ROWSER, Plaintiff-Appellant, v. BRUELL, Defendant-Appellee.
    Ohio Appeals, Seventh District, Mahoning County.
    No. 3914.
    Decided March 28, 1957.
    Leo Waldman, Youngstown, for plaintiff-appellant.
    A. L. Burgstaller, Youngstown, for defendant-appellee.
   OPINION

By PHILLIPS, J.

The trial judge sustained defendant’s demurrer to plaintiff’s eighteen interrogatories attached to her petition filed in the court of common pleas in her action against defendant to recover damages for personal injuries.

Plaintiff appealed on questions of law and contends that the trial judge abused his discretion and committed error prejudicial to him.

In a per curiam opinion written in the case of Gregory Van Cobb, a minor by and through his mother and next friend, Maretta Van Cobb, Plaintiff-Appellant, v. Margaret Sudzina, Defendant-Appellee, Mahoning Appeal number 3823, decided March 15, 1956 (78 Abs 33), in which plaintiff’s counsel in the case we review was of counsel, this court said:—

“If the court incorrectly, stated the reasons for sustaining the demurrer to the interrogatories the reasons themselves are not grounds for reversal.
“If the judgment on the sustaining of the demurrer was lawful the matters embraced in the court’s opinion are of entire indifference to this reviewing court and constitute no ground of error. It is the decision of the court pronounced and not the reasons that is all important.
“In the absence of an abuse of discretion the sustaining of such demurrer is not a final appealable order. See Collins v. Cab Co., 157 Oh St 311.
“There is nothing before us to indicate that the trial judge was motivated by any unreasonable, improper or arbitrary consideration. Our conclusion is that there was no final order by the court of common pleas properly reviewable by this court, and for that reason the appeal is dismissed.”

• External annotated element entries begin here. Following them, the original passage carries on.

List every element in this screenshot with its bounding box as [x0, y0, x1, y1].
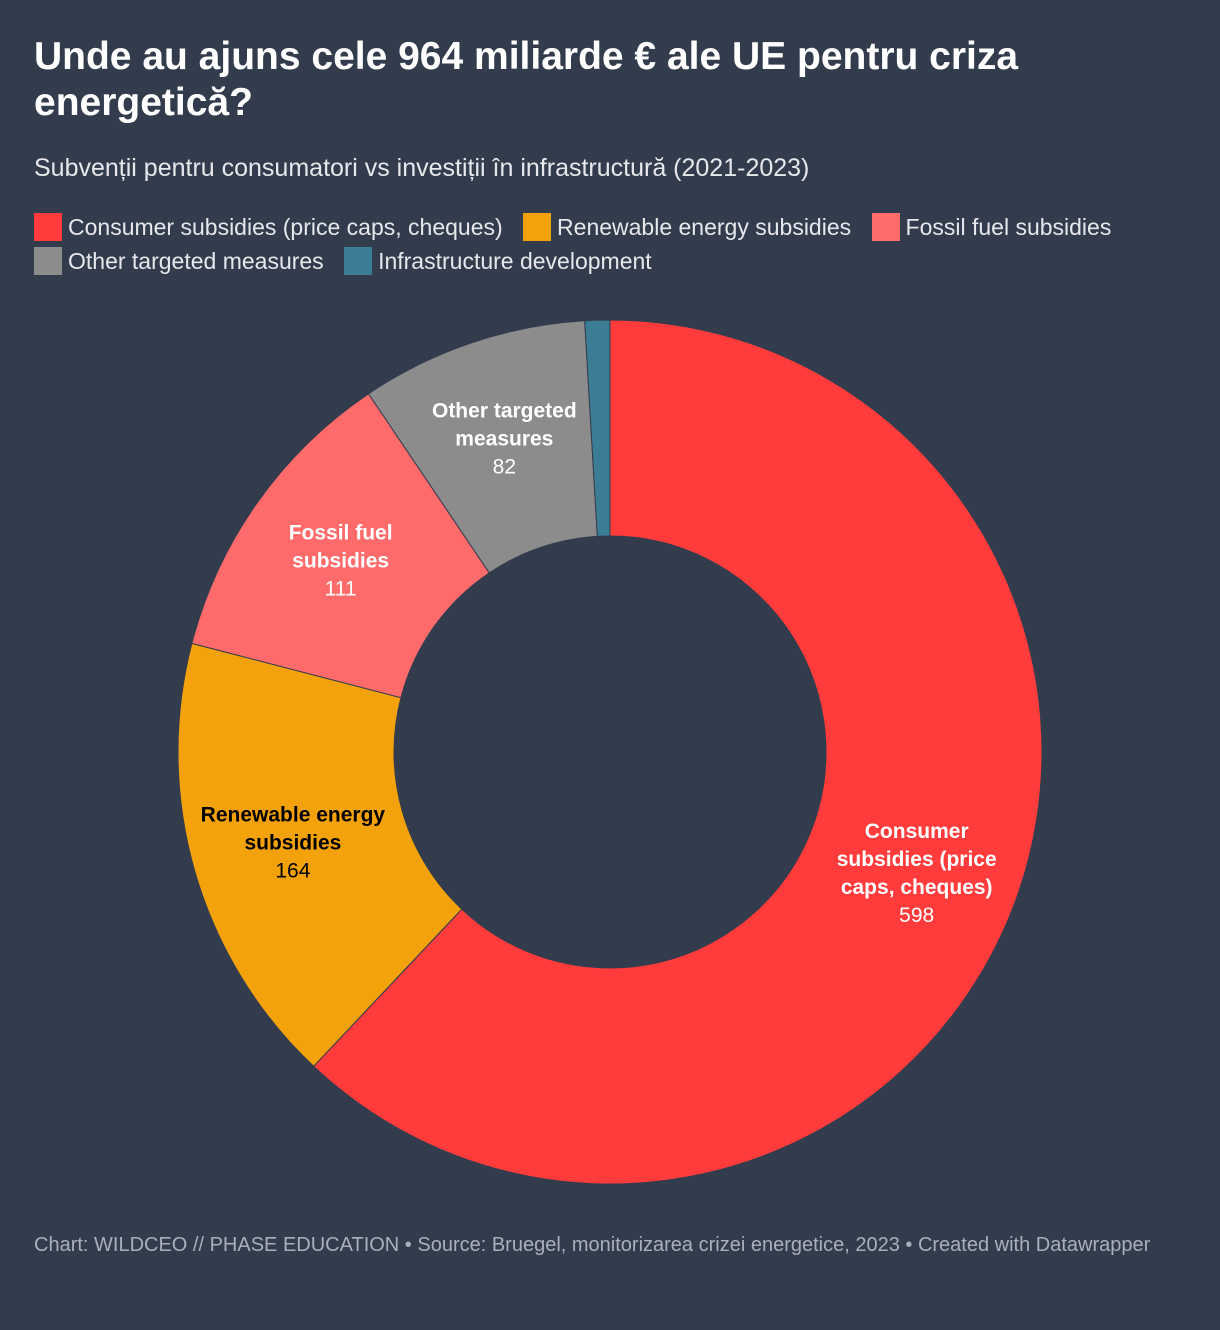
slice-value: 598: [899, 904, 934, 927]
donut-slice: [312, 319, 1043, 1185]
slice-label: Consumer subsidies (price caps, cheques): [837, 820, 997, 899]
donut-slice: [584, 319, 611, 537]
legend-item: Fossil fuel subsidies: [871, 213, 1112, 241]
slice-value: 82: [493, 455, 516, 478]
legend: Consumer subsidies (price caps, cheques)…: [34, 210, 1134, 278]
legend-item: Infrastructure development: [344, 247, 652, 275]
legend-swatch: [344, 247, 373, 275]
chart-footer: Chart: WILDCEO // PHASE EDUCATION • Sour…: [34, 1234, 1151, 1256]
legend-item: Consumer subsidies (price caps, cheques): [34, 213, 503, 241]
legend-label: Renewable energy subsidies: [557, 214, 852, 240]
legend-label: Consumer subsidies (price caps, cheques): [68, 214, 503, 240]
legend-swatch: [34, 213, 62, 241]
legend-item: Renewable energy subsidies: [523, 213, 852, 241]
donut-slice: [177, 642, 463, 1068]
slice-value: 164: [275, 859, 310, 882]
slice-value: 111: [325, 577, 357, 600]
legend-label: Infrastructure development: [378, 248, 652, 274]
chart-title: Unde au ajuns cele 964 miliarde € ale UE…: [34, 35, 1019, 124]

No final appealable order having been entered in the case under consideration the appeal is dismissed.

NICHOLS, PJ, GRIFFITH, J, concur in judgment.

CONCURRING OPINION

By NICHOLS, PJ.

There is no final appealable order in this matter. The case is still pending and may go to trial upon the pleadings and evidence, in which event the plaintiff may or may not be prejudiced by the action of the trial court in sustaining the demurrer to the interrogatories.

Upon trial the plaintiff may recover a verdict satisfactory to her, and if the verdict is for the defendant or otherwise unsatisfactory to her the matter of error of the trial court in sustaining the demurrer to the interrogatories may then be presented to the court of appeals on appeal.

Appeal dismissed because there is no final appealable order at this time.

PHILLIPS and GRIFFITH, JJ, concur in judgment.